The cost/benefit analysis still comes into play. If a live security mage costs too much, then you're going to look for alternatives to that live mage. Biofiber, wards, guardian vines, and all those tricks will be very useful in this regard.
However, when it comes to protecting your guards (also a significant investment, IIRC a Blackwater merc makes $150,000+ a year, plus the cost of training and cyber) the only forms of spell defense is either a live mage or a spirit with Magical Guard. Both are highly expensive.
However, when it comes to protecting your guards (also a significant investment, IIRC a Blackwater merc makes $150,000+ a year, plus the cost of training and cyber) the only forms of spell defense is either a live mage or a spirit with Magical Guard. Both are highly expensive.
Dude, you're just repeating yourself. Expensive doesn't mean squat. You are assuming, without argument, that security costs more money that it saves. That is flat out crazy. If it did, they wouldn't spend so much on it. Security must protect at least as much investment as it costs, otherwise they wouldn't have it.
Chances are, being that these are corporations for whom everything is the bottom line, they use cost cutting measures to ensure that security always costs less than the money it saves, making it a net gain. Things that cause a net gain in loss prevention are not expensive. They are free, because the money you spend on them is money you would have lost if you didn't have them. That money can be completely written off as offsetting a loss -- by preventing losses, security pays for itself.

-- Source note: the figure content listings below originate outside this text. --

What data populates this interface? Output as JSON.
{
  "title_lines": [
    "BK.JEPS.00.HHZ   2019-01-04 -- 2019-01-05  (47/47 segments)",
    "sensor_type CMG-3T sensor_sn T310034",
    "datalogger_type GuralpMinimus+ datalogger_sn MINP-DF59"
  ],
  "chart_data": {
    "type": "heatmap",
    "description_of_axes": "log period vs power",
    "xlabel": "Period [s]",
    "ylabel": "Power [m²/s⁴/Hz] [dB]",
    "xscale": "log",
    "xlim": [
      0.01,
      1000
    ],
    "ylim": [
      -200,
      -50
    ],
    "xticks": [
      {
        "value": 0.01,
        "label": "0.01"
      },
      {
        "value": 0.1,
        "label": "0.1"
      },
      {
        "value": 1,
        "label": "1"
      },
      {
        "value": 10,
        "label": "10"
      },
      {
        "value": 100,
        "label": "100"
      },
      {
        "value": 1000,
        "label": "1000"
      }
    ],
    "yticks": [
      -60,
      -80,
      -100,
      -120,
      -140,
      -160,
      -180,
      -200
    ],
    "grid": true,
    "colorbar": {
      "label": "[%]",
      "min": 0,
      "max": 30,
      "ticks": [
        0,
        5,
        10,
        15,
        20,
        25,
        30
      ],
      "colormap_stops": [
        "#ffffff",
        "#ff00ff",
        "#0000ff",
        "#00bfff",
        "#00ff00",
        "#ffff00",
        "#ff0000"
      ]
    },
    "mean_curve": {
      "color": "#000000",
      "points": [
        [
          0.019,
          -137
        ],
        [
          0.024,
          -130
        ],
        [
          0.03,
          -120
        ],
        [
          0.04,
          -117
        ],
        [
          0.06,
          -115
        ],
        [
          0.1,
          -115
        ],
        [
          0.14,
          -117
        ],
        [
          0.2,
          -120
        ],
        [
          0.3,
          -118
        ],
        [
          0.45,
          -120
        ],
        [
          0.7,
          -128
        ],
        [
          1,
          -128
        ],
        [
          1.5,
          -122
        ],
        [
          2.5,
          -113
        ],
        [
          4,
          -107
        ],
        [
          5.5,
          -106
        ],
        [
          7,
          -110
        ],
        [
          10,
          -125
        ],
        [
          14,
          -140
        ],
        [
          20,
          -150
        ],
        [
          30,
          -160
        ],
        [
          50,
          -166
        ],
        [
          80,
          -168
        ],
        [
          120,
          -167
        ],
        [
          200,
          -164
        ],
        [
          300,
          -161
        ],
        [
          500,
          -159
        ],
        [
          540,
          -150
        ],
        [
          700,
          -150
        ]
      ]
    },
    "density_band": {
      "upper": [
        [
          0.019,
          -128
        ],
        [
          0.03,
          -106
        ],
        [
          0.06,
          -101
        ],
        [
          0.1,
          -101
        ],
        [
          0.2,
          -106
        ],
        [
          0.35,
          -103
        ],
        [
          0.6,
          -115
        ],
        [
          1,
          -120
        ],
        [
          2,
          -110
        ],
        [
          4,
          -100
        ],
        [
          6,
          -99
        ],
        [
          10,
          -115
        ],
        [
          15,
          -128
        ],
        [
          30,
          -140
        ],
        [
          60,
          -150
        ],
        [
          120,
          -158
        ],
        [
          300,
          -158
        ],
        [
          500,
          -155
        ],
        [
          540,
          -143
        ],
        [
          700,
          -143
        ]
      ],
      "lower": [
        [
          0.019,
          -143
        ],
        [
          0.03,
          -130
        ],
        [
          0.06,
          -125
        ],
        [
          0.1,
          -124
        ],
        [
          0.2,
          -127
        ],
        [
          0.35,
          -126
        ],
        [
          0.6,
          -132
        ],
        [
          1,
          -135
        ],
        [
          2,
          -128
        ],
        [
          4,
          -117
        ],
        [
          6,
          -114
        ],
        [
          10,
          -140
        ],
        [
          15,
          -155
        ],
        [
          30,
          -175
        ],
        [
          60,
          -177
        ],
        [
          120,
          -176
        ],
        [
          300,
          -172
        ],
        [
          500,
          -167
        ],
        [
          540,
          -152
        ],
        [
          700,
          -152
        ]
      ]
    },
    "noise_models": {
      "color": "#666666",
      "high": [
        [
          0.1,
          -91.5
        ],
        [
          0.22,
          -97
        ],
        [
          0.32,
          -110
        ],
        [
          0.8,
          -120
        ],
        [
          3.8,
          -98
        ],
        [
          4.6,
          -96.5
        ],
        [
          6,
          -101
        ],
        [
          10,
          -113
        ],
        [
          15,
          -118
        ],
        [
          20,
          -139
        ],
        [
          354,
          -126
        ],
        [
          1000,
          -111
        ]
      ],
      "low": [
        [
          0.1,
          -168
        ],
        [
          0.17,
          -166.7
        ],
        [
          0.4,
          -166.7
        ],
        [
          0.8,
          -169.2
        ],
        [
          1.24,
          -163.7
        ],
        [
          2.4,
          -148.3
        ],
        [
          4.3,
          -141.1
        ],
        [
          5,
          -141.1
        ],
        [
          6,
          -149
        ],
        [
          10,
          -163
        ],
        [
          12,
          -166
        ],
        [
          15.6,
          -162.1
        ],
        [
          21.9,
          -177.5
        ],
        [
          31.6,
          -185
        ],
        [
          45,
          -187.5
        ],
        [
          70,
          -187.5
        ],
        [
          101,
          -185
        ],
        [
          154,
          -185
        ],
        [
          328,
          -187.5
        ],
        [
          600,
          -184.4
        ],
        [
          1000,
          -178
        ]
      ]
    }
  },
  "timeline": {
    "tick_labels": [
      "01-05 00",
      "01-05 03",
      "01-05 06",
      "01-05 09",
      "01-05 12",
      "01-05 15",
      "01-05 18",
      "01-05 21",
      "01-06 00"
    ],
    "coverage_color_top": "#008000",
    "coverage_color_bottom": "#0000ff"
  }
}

Things that pay for themselves are not "expensive" as you put it, they are money makers as far as the balance sheet is concerned. An investment that costs 150k and saves you 250k in losses that otherwise would have occurred is not an "expensive" investment, it is a very smart investment that returned 60%. And they don't even need a 60% return -- I'm sure that on something like security, they can scrape by with as low as 2-3% return. As long as security isn't a drain on capital, they can spend as much as they want on it. The only time they have to stop spending is when they're overspending, where security costs more than the losses it prevents. But you're going to need quite a lot of security before that hapens.
Also, you're still assuming, without argument, that salaries in the 2070s will be comparable to salaries today, even after having been refuted. Rentacops are not even comparable to blackwater mercs. Blackwater are soldiers who are too hardcore for the regular military, almost all of them are ex special forces, and they probably left because they'd rather tromp around and shoot people than become officers. Blackwater are essentially elite mercs, so you can't use their salary as the baseline corporate security guard. The baseline corporate security guard sucks really badly, if you check the grunts in SR4A. His primary job is not really to go toe to toe, but to trip the alarm and summon the high threat response or turn on the automated defenses when Shadowrunners show up. The baseline guard has only average combat skills and physical abilities, he's probably got no military training or education. He's probably lucky if he can pull down a Middle lifestyle, which is 60k per year.
And let's not forget, corporations who own their own enclaves can probably provide a lifestyle to their employees at below cost. A mage might expect a high lifestyle, but instead of it costing them 120k per year, it would probably cost significantly less because they don't have to profit, they can get things for their employees at cost. And you're making the faulty assumption that wagemages would get paid a serious cash salary. That sounds like a dumb thing for the corps to do. You don't pay employees cash, that lets them do what they want and buy what they want. And the worst part is, they stop needing you. A mage who made double his living expenses could leave the corp after 10 years and not think twice about it. They don't want that. I imagine that they provide employees with living expenses, plus a certain amount of corpscrip which can only be spent on things available from the corporate stores. That way they keep people dependent on the corporation. For mages, they doubly need to keep them on a tight leash, because they're afraid of the things that a mage can do against the corp if they become disgruntled.
If you think that they treat mages with the utmost solicitousness, you're way off base. They give the bare minimum they can. Why? Because competition is not real in the 2070's. The corporations don't compete with each other on salary, because they all pay the same crap salaries on the same crap terms. What they depend on are programs to root through existing corporate citizens, find the magically awakened, train them, and indoctrinate them into willing wageslaves. They are not like today's doctors, they don't generally graduate college and become free agents to the highest bidder. The very best might be like that, but the vast majority of mages, like the vast majority of everyone in Shadowrun, are basically serfs belonging to corporate interests. You're thinking free market economics when it comes to employment, and you're flat out wrong. You should be thinking more like corporate feudalism.